Geisel hatte es in seinem Text gewagt, auf historische Zusammenhänge hinzuweisen: „Aber werden durch die ukrainische Genozid-Rhetorik nicht letztlich die Kriegsverbrechen von Srebrenica, My Lai und Babiyar, um nur einige zu nennen, und vielleicht auch die Bombennacht von Dresden, der angeblich 30.000 Menschen zum Opfer fielen, bagatellisiert?“
Der frühere Düsseldorfer OB sieht auch die Rolle der deutschen Massenmedien kritisch: „Eine Binsenweisheit besagt, dass die Wahrheit in der Regel das erste Opfer des Krieges ist.
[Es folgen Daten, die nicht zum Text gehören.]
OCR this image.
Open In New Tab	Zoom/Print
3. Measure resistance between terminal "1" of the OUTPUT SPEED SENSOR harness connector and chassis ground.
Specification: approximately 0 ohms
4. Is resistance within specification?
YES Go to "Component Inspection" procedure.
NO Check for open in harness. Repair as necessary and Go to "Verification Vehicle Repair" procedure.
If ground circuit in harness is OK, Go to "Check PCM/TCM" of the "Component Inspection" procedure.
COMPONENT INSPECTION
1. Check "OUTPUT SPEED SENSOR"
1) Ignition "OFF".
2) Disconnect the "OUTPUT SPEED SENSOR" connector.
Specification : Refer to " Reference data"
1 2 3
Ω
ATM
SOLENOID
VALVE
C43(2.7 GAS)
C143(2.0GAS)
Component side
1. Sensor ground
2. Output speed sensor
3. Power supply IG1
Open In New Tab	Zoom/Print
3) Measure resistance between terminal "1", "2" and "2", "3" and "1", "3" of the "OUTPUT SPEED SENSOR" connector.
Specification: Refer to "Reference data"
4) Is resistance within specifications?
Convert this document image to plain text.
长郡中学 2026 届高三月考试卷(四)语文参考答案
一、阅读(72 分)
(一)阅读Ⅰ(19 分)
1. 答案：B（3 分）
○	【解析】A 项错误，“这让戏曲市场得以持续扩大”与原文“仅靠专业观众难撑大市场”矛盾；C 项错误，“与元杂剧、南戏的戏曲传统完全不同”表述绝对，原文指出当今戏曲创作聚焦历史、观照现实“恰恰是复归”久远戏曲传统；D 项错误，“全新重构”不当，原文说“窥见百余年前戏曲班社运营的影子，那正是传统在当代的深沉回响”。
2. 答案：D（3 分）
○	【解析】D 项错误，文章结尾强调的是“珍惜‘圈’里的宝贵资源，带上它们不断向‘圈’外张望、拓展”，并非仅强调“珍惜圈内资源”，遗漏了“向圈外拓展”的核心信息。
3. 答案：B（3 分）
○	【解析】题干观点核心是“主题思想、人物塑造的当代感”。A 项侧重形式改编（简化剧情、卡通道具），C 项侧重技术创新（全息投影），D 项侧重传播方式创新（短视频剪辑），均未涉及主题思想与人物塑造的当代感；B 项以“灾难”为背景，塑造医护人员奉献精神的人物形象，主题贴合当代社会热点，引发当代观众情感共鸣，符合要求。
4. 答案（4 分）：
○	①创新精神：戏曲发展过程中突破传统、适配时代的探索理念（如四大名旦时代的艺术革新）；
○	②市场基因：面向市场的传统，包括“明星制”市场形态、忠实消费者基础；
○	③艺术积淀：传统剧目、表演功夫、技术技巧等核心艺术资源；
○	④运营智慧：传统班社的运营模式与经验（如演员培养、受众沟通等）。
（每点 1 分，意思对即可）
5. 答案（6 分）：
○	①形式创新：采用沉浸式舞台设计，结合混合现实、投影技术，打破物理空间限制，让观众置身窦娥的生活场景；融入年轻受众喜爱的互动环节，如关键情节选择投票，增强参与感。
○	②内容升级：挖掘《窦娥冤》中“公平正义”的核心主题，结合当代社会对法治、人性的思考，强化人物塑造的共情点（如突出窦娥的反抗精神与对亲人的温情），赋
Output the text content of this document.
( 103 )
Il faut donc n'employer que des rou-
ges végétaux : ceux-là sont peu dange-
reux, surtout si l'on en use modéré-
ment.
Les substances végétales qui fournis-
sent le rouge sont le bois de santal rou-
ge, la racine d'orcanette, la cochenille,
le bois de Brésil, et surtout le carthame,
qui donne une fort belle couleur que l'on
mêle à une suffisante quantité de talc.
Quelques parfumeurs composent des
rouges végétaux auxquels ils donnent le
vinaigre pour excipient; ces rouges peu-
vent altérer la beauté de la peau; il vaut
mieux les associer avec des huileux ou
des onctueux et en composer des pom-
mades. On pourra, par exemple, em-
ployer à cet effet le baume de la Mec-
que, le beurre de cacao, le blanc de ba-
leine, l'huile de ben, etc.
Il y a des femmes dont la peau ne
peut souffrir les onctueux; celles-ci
Dass in Russland über den Krieg nur das berichtet wird, was die staatliche Propaganda erlaubt, liegt auf der Hand. (…) Aber können wir der Rhetorik des Kriegsopfers, also der Ukraine, trauen?“
Eine Sicht, die auch Reporterin Sonja Zekri in einem Beitrag für die Süddeutsche Zeitung teilt: „Die Medienpolitik der ukrainischen Regierung ist auf den ersten Blick zugewandt und kooperativ. (…) Nach einiger Zeit verstärkt sich allerdings der Eindruck, dass die Ukraine zwar sehr bereitwillig Erkenntnisse oder Behauptungen zu Truppenbewegungen und Verlusten der russischen Armee weitergibt, allerdings sehr verschwiegener bei Informationen über ihre eigene Armee ist.“
Zur Gesamtlage gehöre auch, dass der ukrainische Präsident Selenskij die Medien „zusammengelegt“ habe, um die Informationspolitik zu „vereinheitlichen“. Ukrainische Journalisten nähmen die Zensur bislang unwidersprochen hin.
Geisel hat seinen Beitrag inzwischen auf Druck der NRW-Führung der SPD gelöscht. Weil er aber wichtig ist, um sich ein Bild zu machen – auch im Hinblick auf die weitgehend wie gleichgeschaltet wirkende deutsche Medienlandschaft -, dokumentiert DW den Text des Düsseldorfers hier.
Es sind Überlegungen und Einschätzungen, die in Kreisen der herrschenden Politik momentan nicht allzuhoch im Kurs zu stehen scheinen. „Mir scheint da gerade viel Heuchelei und Inkonsequenz dabei zu sein“, resümiert entsprechend der frühere Hagener Abgeordnete Röspel, der nach eigenen Angaben Flüchtlinge aus der Ukraine bei sich aufgenommen hat. Wenigstens steht er auch damit nicht ganz allein.